Shelley Duvall tenía una bien ganada fama de chica dulce y serena…

Hasta que este tipo se cruzó en su camino…

  

Antes de trabajar con el genio zumbado, Shelley Duvall lo había hecho con Woody Allen y sobre todo con Robert Altman, directores conocidos por el relajado ambiente de trabajo que imponen en sus rodajes, además de por su amor por la improvisación. Con semejantes antecedentes no es de extrañar que la pobre Shelley tuviese grandes problemas para acostumbrarse a la espartana disciplina impuesta por Kubrick en sus películas.

Tras la primera semana de convivencia durante el rodaje de «El Resplandor», a Kubrick no le costó demasiado trabajo descubrir al eslabón más débil de la cadena con el que poder ensañarse y poner en práctica su célebres juegos mentales. La frágil Shelley resplandecía como oro en una pira de carbón. No le fue difícil torturarla, haciéndole repetir docenas de veces duras escenas que precisaban de gran descarga emocional hasta conseguir lo que se propuso desde el principio, desquiciarla.

Kubrick siempre alegó que necesitaba a la Duvall en ese estado para dar credibilidad a su papel. Tenía el físico adecuado, lo que él buscaba para el papel, pero carecía del talento, así que pensó que era preciso sacarla de sus casillas de un modo real. No era una técnica nueva, recuerden el famoso telegrama notificándo la muerte del director Viktor Sjostrom, amigo, protector y amante de la diva, que le pasaron a la Garbo momentos antes de rodar una escena clave de «The wild orchids» por indicaciones del director de la cinta, quien buscaba captar con la cámara «toda su desolación».

Lo cierto es que mucha gente del equipo pensó que Shelley Duvall no daba la talla para el papel, y que su elección se debía más a una nada disumulada jugarreta de Kubrick a Stephen King (a quien no soportaba) que al verdadero talento que ella atesoraba.
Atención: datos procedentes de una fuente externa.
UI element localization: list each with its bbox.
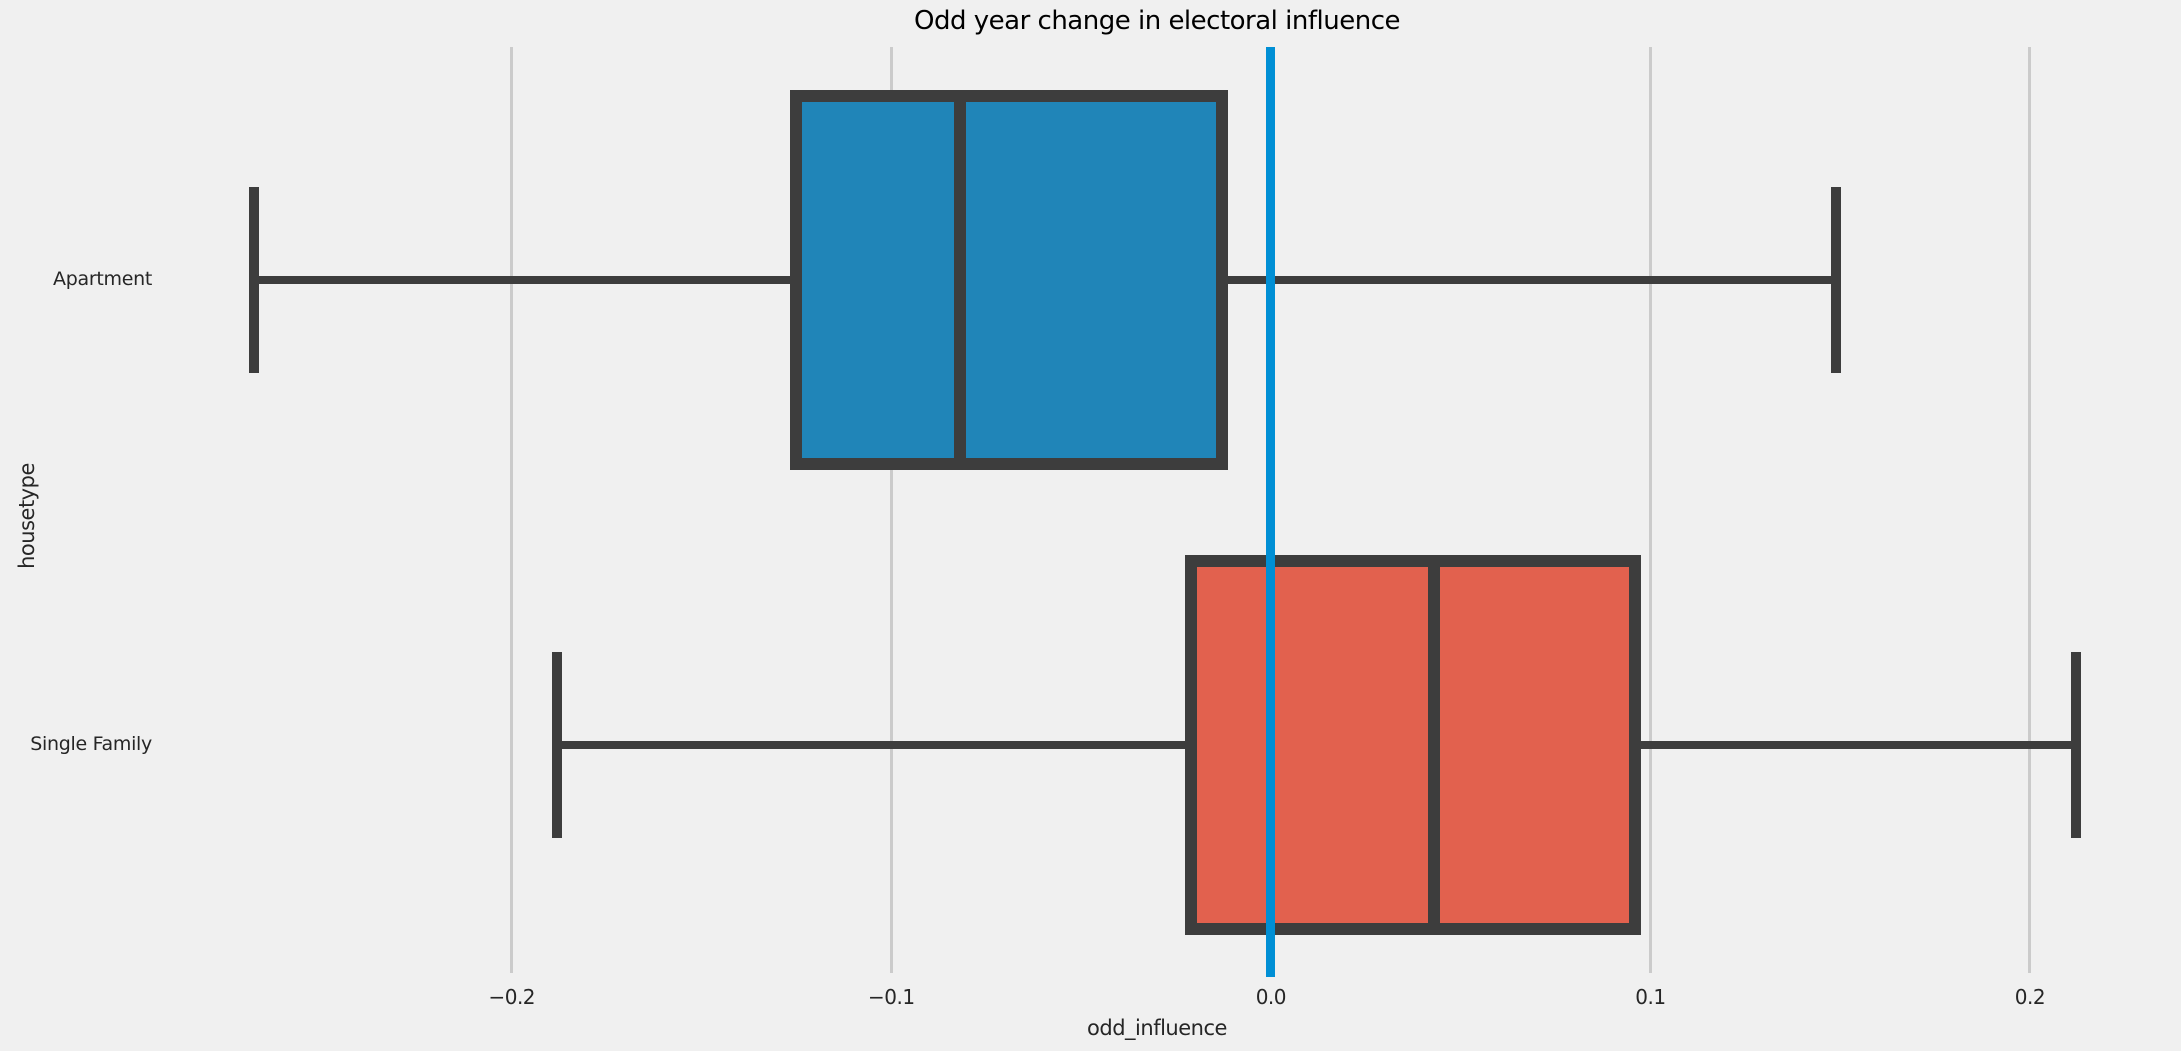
x-gridline (510, 47, 514, 973)
x-gridline (889, 47, 893, 973)
whisker-cap-high (1831, 187, 1842, 373)
x-axis-label: odd_influence (1087, 1016, 1227, 1040)
x-tick-label: 0.2 (2014, 985, 2046, 1009)
x-tick-label: 0.1 (1635, 985, 1666, 1009)
x-tick-label: −0.1 (868, 985, 915, 1009)
x-tick-label: −0.2 (488, 985, 536, 1009)
chart-title: Odd year change in electoral influence (914, 6, 1400, 36)
median-line (953, 102, 966, 458)
whisker-cap-low (248, 187, 259, 373)
box-apartment (790, 90, 1228, 470)
whisker-line-high (1635, 741, 2076, 749)
category-label: Single Family (30, 733, 152, 755)
whisker-cap-high (2070, 652, 2081, 838)
whisker-cap-low (552, 652, 563, 838)
box-single-family (1185, 555, 1642, 935)
y-axis-label: housetype (15, 463, 39, 569)
x-tick-label: 0.0 (1255, 985, 1287, 1009)
whisker-line-low (253, 276, 797, 284)
x-gridline (1648, 47, 1652, 973)
whisker-line-high (1221, 276, 1837, 284)
category-label: Apartment (53, 268, 152, 290)
whisker-line-low (557, 741, 1192, 749)
x-gridline (2028, 47, 2032, 973)
median-line (1428, 567, 1441, 923)
zero-reference-line (1266, 47, 1276, 977)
El punto álgido en el personal descenso a los infiernos de la locura sufrido por la Duvall, se alcanzó durante el rodaje de la mítica escena en la que Jack destroza una puerta con un hacha. Kubrick ordenó repetirla una y otra vez, buscándo (y consiguiendo) deshacer el débil equilibrio de la actriz, que en las últimas tomas daba la impresión de estar a punto de desmayarse.  

…Allí estaba Shelley, con sus grandes dientes, su cara alargada y sus enormes ojos saltones que giraban como los de un caballo desbocado, evocaba el pánico en cada momento en que aparecía en escena… -escribió John Baxter-.
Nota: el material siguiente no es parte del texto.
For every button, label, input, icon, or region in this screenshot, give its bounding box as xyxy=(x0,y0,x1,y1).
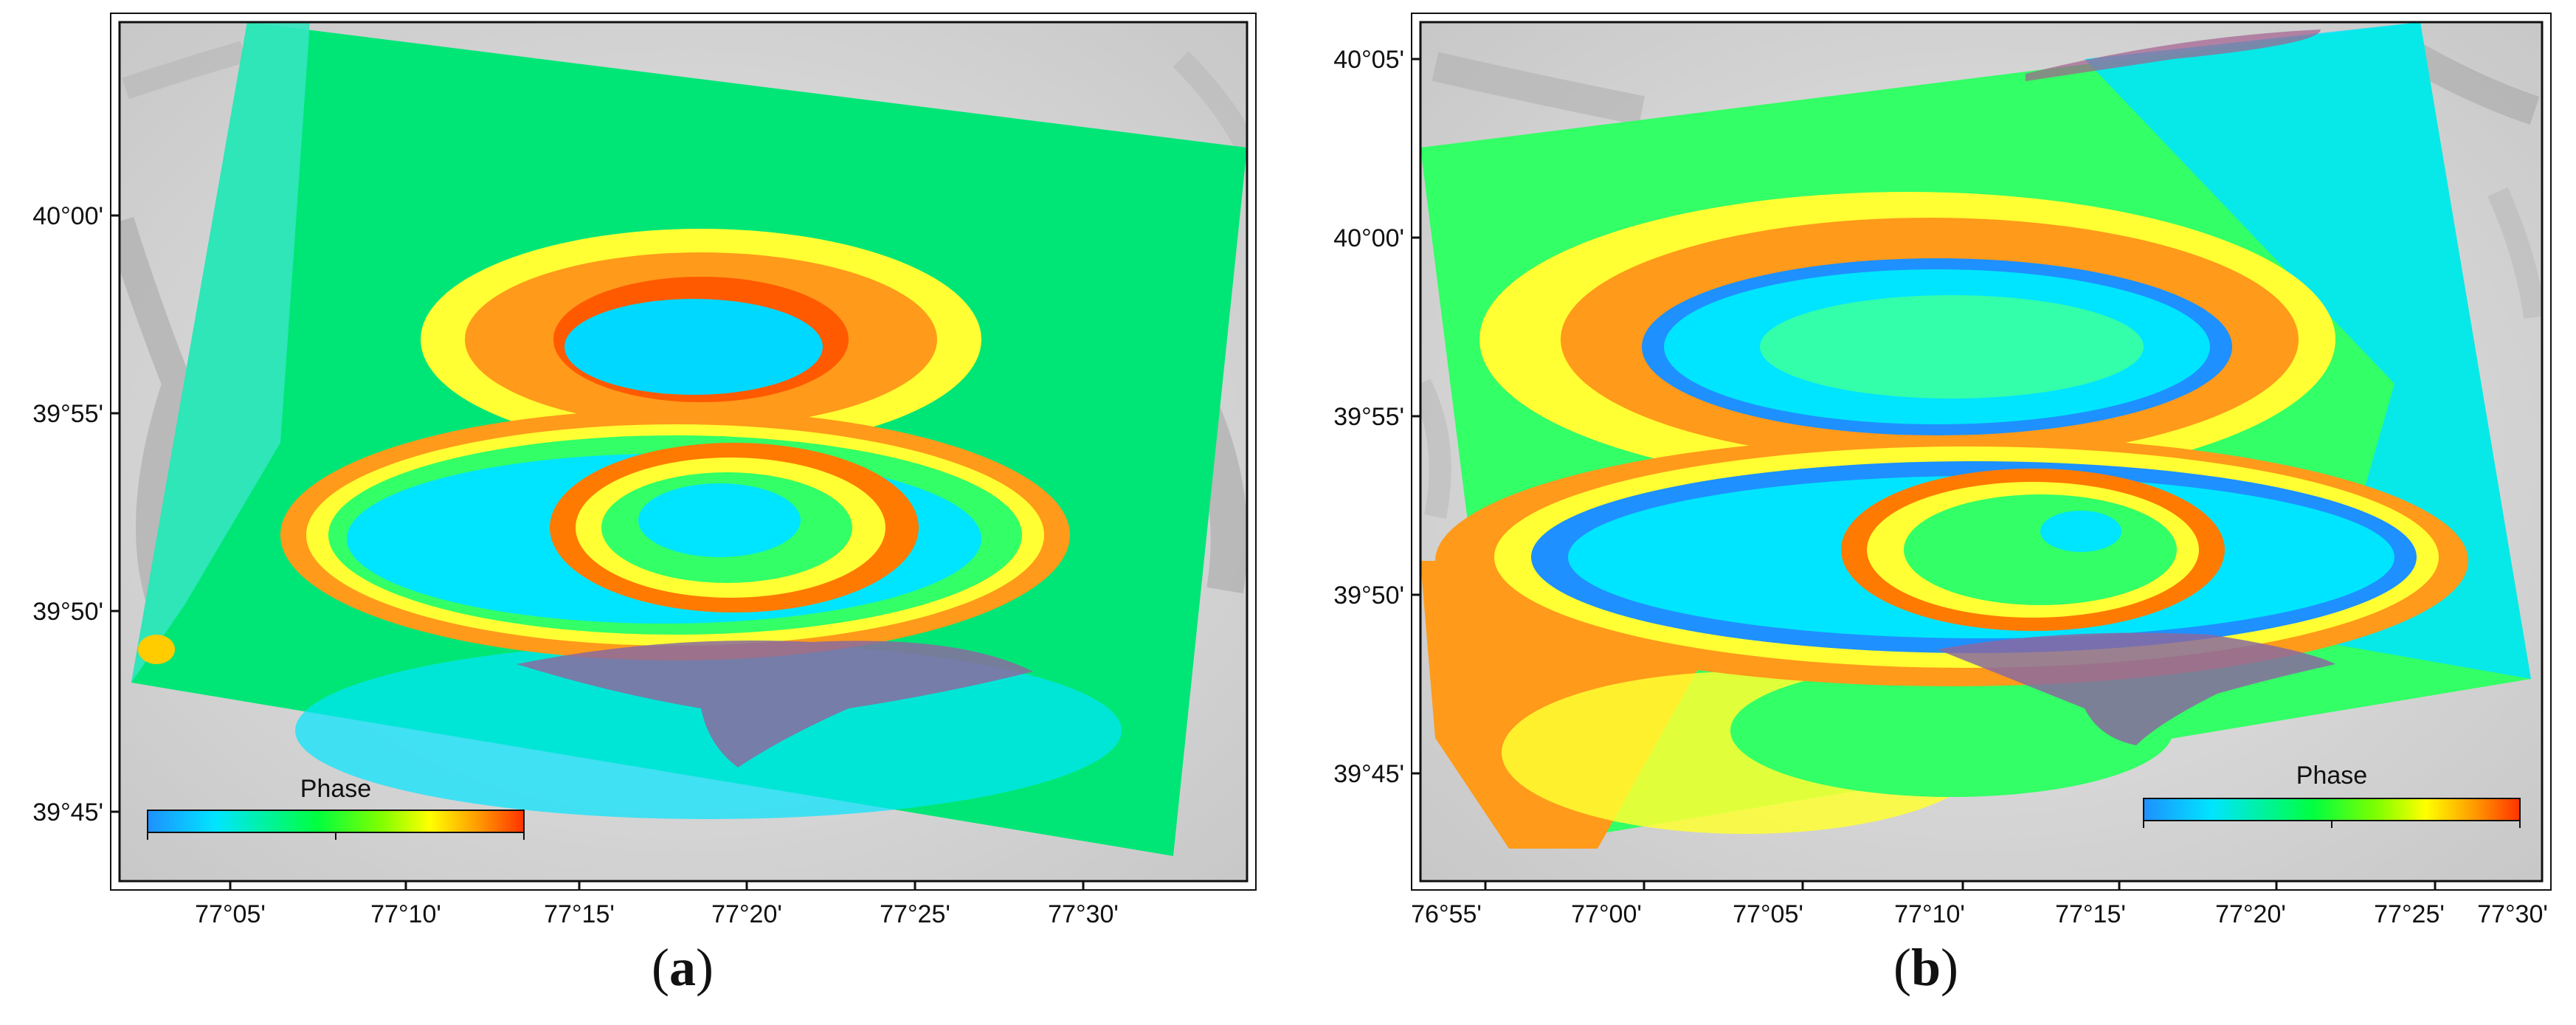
panel-caption-a: (a) xyxy=(652,938,714,997)
x-tick-label: 77°00' xyxy=(1571,900,1642,928)
map-frame xyxy=(1419,21,2544,883)
x-axis-a: 77°05' 77°10' 77°15' 77°20' 77°25' 77°30… xyxy=(195,881,1119,928)
decorrelated-zone xyxy=(1937,632,2335,745)
x-tick-label: 77°05' xyxy=(195,900,266,928)
decorrelated-strip-north xyxy=(2026,30,2321,81)
y-tick-label: 39°55' xyxy=(32,400,103,428)
upper-lobe-core-green xyxy=(1760,295,2144,398)
phase-legend-a: Phase xyxy=(147,775,525,840)
decorrelated-zone xyxy=(517,641,1033,767)
x-tick-label: 76°55' xyxy=(1411,900,1482,928)
x-tick-label: 77°25' xyxy=(880,900,950,928)
x-tick-label: 77°15' xyxy=(2055,900,2126,928)
y-tick-label: 39°45' xyxy=(1333,760,1404,788)
legend-title: Phase xyxy=(2296,762,2367,790)
panel-letter: b xyxy=(1910,938,1941,997)
panel-letter: a xyxy=(669,938,696,997)
inner-ring-core xyxy=(2040,511,2121,552)
x-tick-label: 77°10' xyxy=(370,900,441,928)
y-tick-label: 40°05' xyxy=(1333,46,1404,74)
map-frame xyxy=(118,21,1249,883)
x-tick-label: 77°15' xyxy=(544,900,615,928)
upper-lobe-core xyxy=(564,299,823,395)
phase-region-cyan xyxy=(131,22,310,683)
y-tick-label: 39°50' xyxy=(1333,581,1404,610)
map-a: 40°00' 39°55' 39°50' 39°45' 77°05' 77°10… xyxy=(32,13,1257,928)
inner-ring-green xyxy=(1904,494,2177,605)
x-tick-label: 77°25' xyxy=(2374,900,2445,928)
y-axis-b: 40°05' 40°00' 39°55' 39°50' 39°45' xyxy=(1333,46,1420,788)
phase-colorbar xyxy=(147,810,525,833)
x-axis-b: 76°55' 77°00' 77°05' 77°10' 77°15' 77°20… xyxy=(1411,881,2548,928)
x-tick-label: 77°20' xyxy=(2215,900,2286,928)
y-tick-label: 39°55' xyxy=(1333,403,1404,431)
x-tick-label: 77°20' xyxy=(711,900,782,928)
panel-b: 40°05' 40°00' 39°55' 39°50' 39°45' 76°55… xyxy=(1288,0,2576,1025)
phase-colorbar xyxy=(2143,798,2521,821)
panel-caption-b: (b) xyxy=(1893,938,1958,997)
edge-patch-orange xyxy=(138,635,175,664)
y-axis-a: 40°00' 39°55' 39°50' 39°45' xyxy=(32,202,120,826)
phase-legend-b: Phase xyxy=(2143,762,2521,828)
y-tick-label: 40°00' xyxy=(1333,224,1404,252)
map-b: 40°05' 40°00' 39°55' 39°50' 39°45' 76°55… xyxy=(1333,13,2552,928)
x-tick-label: 77°30' xyxy=(1048,900,1119,928)
x-tick-label: 77°05' xyxy=(1733,900,1803,928)
y-tick-label: 39°45' xyxy=(32,798,103,826)
x-tick-label: 77°10' xyxy=(1894,900,1965,928)
y-tick-label: 39°50' xyxy=(32,598,103,626)
x-tick-label: 77°30' xyxy=(2477,900,2548,928)
legend-title: Phase xyxy=(300,775,371,803)
inner-ring-core xyxy=(638,483,801,557)
panel-a: 40°00' 39°55' 39°50' 39°45' 77°05' 77°10… xyxy=(0,0,1284,1025)
y-tick-label: 40°00' xyxy=(32,202,103,230)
Un miembro del rodaje añadió… «Shelley parecía bastante chiflada. Pero más tarde me dijo que se estaba volviendo loca por estar rodando aquella maldita película. Tenía la sensación de que no le gustaba a Kubrick, y que él la trataba de un modo despiadado», no se equivocaba.  
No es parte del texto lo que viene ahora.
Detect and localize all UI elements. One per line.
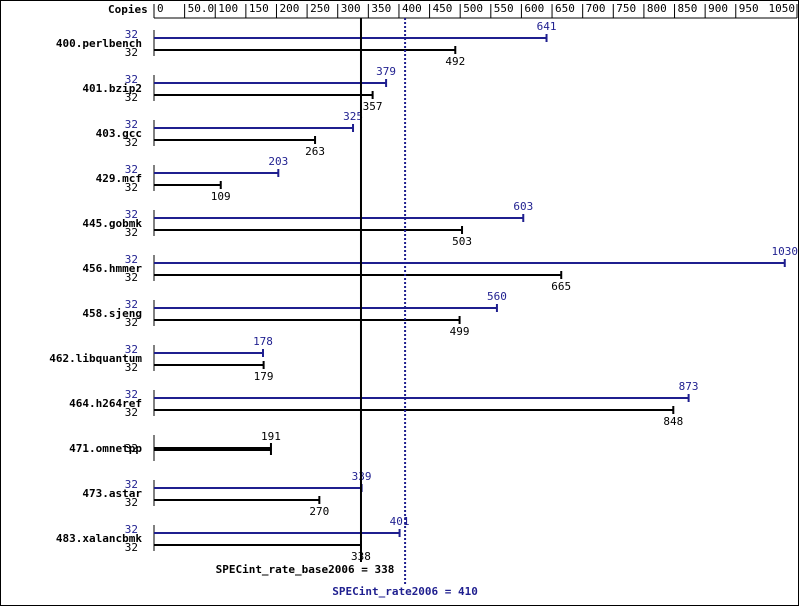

El último día de rodaje fue uno de los más felices en la vida de la actriz. Acabada la pesadilla confesó que apenas tuvo contacto con nadie durante los largos meses de rodaje. «Jack parecía haberse vuelto loco, no era posible razonar con él…» -declaró-, «…tan sólo Scatman Crothers fue un consuelo para mí, posiblemente porque él también sufrió la ira de Stanley»

No creo que ira sea la palabra adecuada. Kubrick siempre fue correcto en el trato personal. Su maldad era sibilina y contrastaba con el amoroso trato que dispensó durante el rodaje a su hija Vivian, quien se encargó de rodar el famoso Making of de la película.

También la Duvall tenía algo que decir al respecto… «Creo que todos sentíamos celos de ella (Vivian). La frialdad y el desprecio que dedicaba a su equipo, se tornaba en calor y cariño cuando su hija se encontraba en el set…».

Tiempo más tarde, Shelley Duvall admitió haber seguido terapia psicológica durante años tras su participación en aquel rodaje. Algunos de sus amigos llegaron más lejos al afirmar que tras «El Resplandor», Shelley no volvió a ser la misma.